The coal industry continues to tumble in the U.S. as electric power plants turn increasingly to natural gas and renewable energy as their fuels of choice. And that decline might only worsen for coal mining and the communities that rely on it if Washington someday adopts strong policies to reduce carbon emissions associated with climate change.
In this edition of Columbia Energy Exchange, I pay a visit to Adele Morris, a senior fellow and policy director for climate and energy economics at Brookings Institution. Adele and Noah Kaufman, a research scholar at the Center on Global Energy Policy, and Siddhi Doshi, a senior research assistant at Brookings, have written a new paper from the center that looks at the danger of fiscal collapse in coal-reliant communities.
What they tell us is that while climate risks to corporations have received scrutiny in recent years, local governments, including coal-reliant counties, have yet to grapple with the implications of climate policies for their financial health.
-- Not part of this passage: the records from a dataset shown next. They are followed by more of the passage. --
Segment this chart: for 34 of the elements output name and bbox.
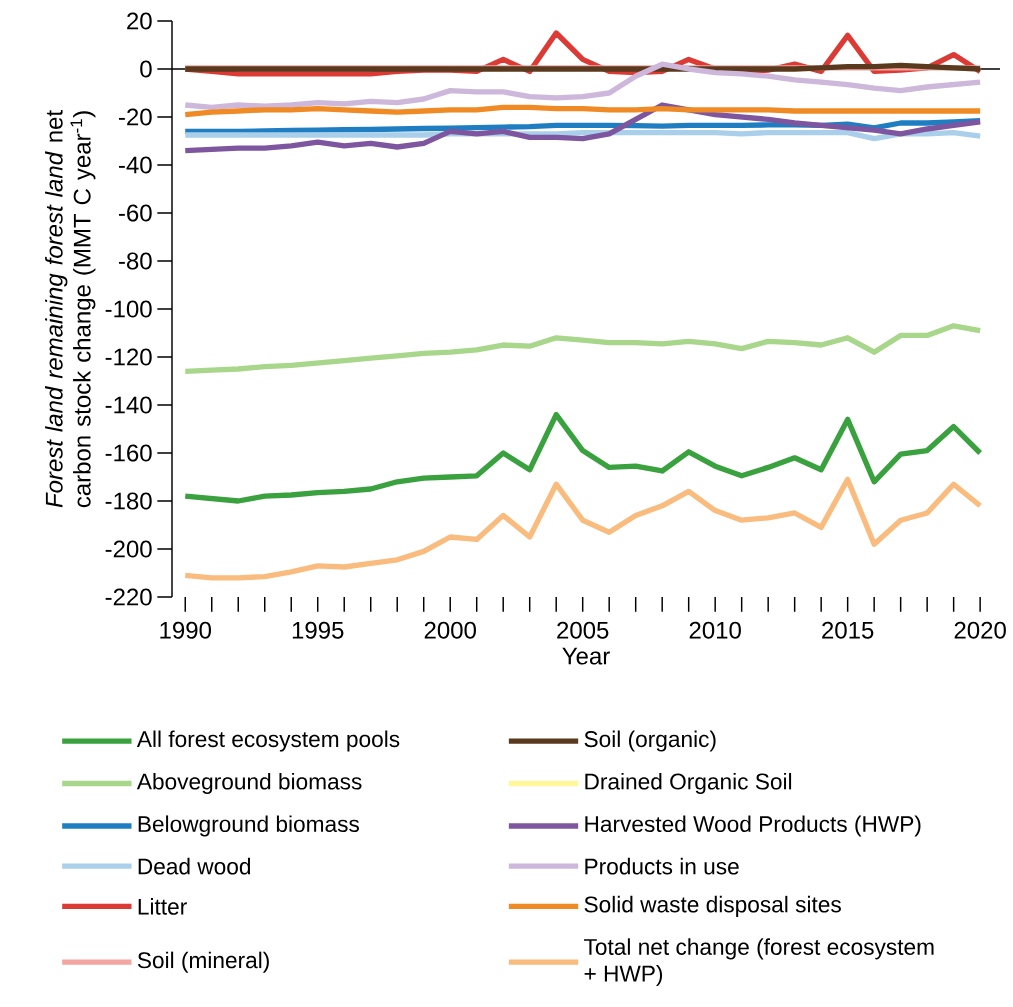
y-tick-label: -80 [119,252,152,270]
legend-label: Products in use [585,857,739,875]
x-tick-label: 2005 [557,621,609,639]
legend-label: Aboveground biomass [136,772,362,795]
y-tick-label: 20 [127,12,152,30]
y-tick-label: -160 [105,444,152,462]
x-axis-title: Year [562,647,610,665]
y-tick-label: -180 [105,492,152,510]
x-tick-label: 1995 [292,621,344,639]
legend-label: Soil (organic) [584,730,716,752]
y-tick-label: -140 [105,396,152,414]
y-tick-label: -200 [105,540,152,558]
legend-label: Litter [138,898,187,915]
x-tick-label: 2020 [954,621,1006,639]
y-axis-title: Forest land remaining forest land net carbon stock change (MMT C year$^{-1}$) [45,110,96,508]
y-tick-label: -40 [119,156,152,174]
legend-label: Drained Organic Soil [585,772,792,795]
y-tick-label: -120 [105,348,152,366]
legend-label: Solid waste disposal sites [584,895,841,917]
x-tick-label: 2000 [424,621,476,639]
x-tick-label: 2010 [689,621,741,639]
legend-label: Harvested Wood Products (HWP) [585,815,921,837]
y-tick-label: -100 [105,300,152,318]
y-tick-label: -60 [119,204,152,222]
legend-label: Belowground biomass [138,815,359,837]
legend-label: All forest ecosystem pools [136,730,400,752]
x-tick-label: 1990 [160,621,212,639]
legend-label: Total net change (forest ecosystem + HWP) [584,938,934,987]
y-tick-label: -220 [105,588,152,606]
y-tick-label: 0 [140,60,152,78]
legend-label: Soil (mineral) [137,951,269,973]
x-tick-label: 2015 [822,621,874,639]
legend-label: Dead wood [138,857,251,875]
y-tick-label: -20 [119,108,152,126]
Adele and I talk about some of the communities hard hit by shutdowns of coal-mining operations, the implications for tax revenues and bonds that support schools, roads, hospitals and other critical programs, and the difficulty of tracking that information for research like this report.
We also examine the implications for policymakers as they search for options to address climate change while also focusing on the needs of communities impacted by those policies.
Adele joined Brookings in 2008 from the Joint Economic Committee of the U.S. Congress, where she advised lawmakers and staff on economic, energy and environmental policy. Before that, she was the lead natural resource economist for the U.S. Treasury Department for nine years and also did stints earlier at the President’s Council on Economic Advisers and the U.S. Office of Management and Budget.